Amid the threat of an energy crisis looming worldwide given the rapid depletion of non-renewable energy resources such as oil and natural gas, renewable energy comes in as a potential solution to this global issue. Renewable energy or bio-energy is currently used worldwide. According to the International Energy Agency (IEA), the world derives 11 percent of its bio-energy from biomass, with developing nations using closer to 35 percent biomass for power. This percentage is higher still for the poorest nations that depend on burning biomass for their cooking, heating and fueling (Waili 2005). Biomass, in the energy production sector, refers to biological materials that can be used as sustainable fuel sources. Most commonly, biomass refers to plant matters grown for use as biofuel and biodegradable wastes, such as agricultural waste materials, that can be burnt as fuel.

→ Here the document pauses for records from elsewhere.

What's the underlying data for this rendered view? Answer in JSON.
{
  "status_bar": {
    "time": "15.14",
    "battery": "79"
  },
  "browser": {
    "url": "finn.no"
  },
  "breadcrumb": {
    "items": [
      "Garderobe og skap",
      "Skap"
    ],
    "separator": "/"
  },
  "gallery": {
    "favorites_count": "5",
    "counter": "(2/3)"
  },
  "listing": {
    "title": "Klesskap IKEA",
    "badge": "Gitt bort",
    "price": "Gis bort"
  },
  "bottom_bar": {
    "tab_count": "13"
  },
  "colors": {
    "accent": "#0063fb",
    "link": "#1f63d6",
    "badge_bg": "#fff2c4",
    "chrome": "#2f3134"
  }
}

There are a number of traditional and non-traditional biomass sources that remain underutilized for bio-energy production. There is so much potential for such traditional crops as cassava, coconut, and sugarcane to be revitalized and used as sustainable bio-energy sources. Other potential bio-energy sources are rice bran, miscanthus, switchgrass, hemp, poplar, and willow.

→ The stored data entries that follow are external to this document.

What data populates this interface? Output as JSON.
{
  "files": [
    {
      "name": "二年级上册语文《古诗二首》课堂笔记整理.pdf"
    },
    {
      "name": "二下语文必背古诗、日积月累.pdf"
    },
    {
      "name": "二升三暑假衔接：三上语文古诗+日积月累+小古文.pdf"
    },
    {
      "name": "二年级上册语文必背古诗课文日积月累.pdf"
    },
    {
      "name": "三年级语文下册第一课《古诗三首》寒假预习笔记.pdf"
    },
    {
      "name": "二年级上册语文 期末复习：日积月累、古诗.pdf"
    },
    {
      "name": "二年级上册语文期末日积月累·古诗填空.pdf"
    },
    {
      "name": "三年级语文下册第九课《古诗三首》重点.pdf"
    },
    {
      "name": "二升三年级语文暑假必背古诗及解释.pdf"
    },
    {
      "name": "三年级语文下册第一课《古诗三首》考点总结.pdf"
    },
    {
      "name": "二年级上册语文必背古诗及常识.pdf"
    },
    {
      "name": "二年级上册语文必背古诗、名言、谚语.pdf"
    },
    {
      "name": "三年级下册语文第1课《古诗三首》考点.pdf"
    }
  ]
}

In must be emphasized, though, that with limited farmland, biomass production for energy must not compete with food production. The efficacy, safety and cost-efficiency of biomass production for fuel products must be considered, keeping a balance between energy production and food production. Likewise, the use of agricultural wastes for biomass conversion to energy, especially in many developing countries in Asia, must be explored fully to benefit the region’s mostly agricultural producing countries that generate lots of agricultural wastes.

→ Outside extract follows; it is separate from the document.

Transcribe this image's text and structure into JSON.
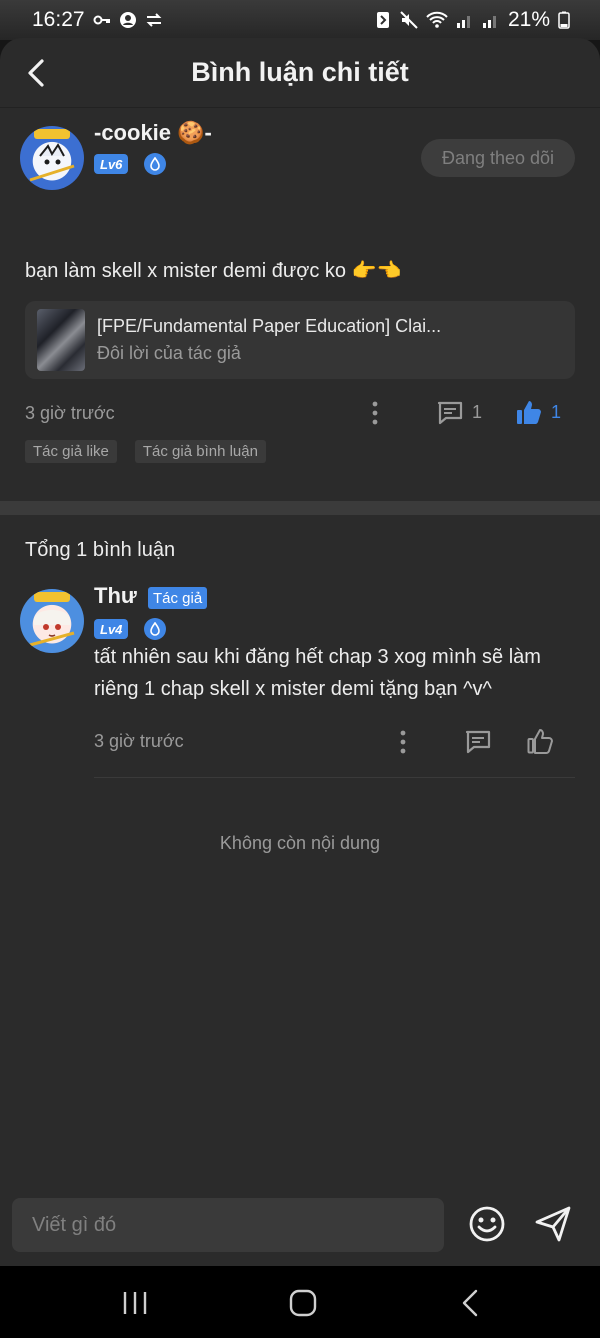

In the same line, the non-traditional crop, Jatropha (Jatropha curcas L.), a hardy plant resistant to drought and pests and produces seeds with up to 40 percent oil content, has now gained much popularity worldwide as a bio-energy source. When the seeds are crushed, the resulting jatropha oil can be used as bio-diesel, while the residue can also be processed into biomass to power electricity plants. It will likewise be beneficial to many countries in the region to explore the full potential of Jatropha as a source of oil and biomass for energy.
The bio-fuel industry could have a big impact particularly in many rural areas in the Asian region as well as on the agriculture sector. The utilization of agricultural wastes and traditional and non-traditional crops have great potential for bio-fuel conversion, which at the same time can provide alternative income streams for farmers with the establishment of energy providers and processing facilities in the rural areas. Hence, it is vital to have a better understanding of the importance of bio-fuel from biomass as the new source of power for the future.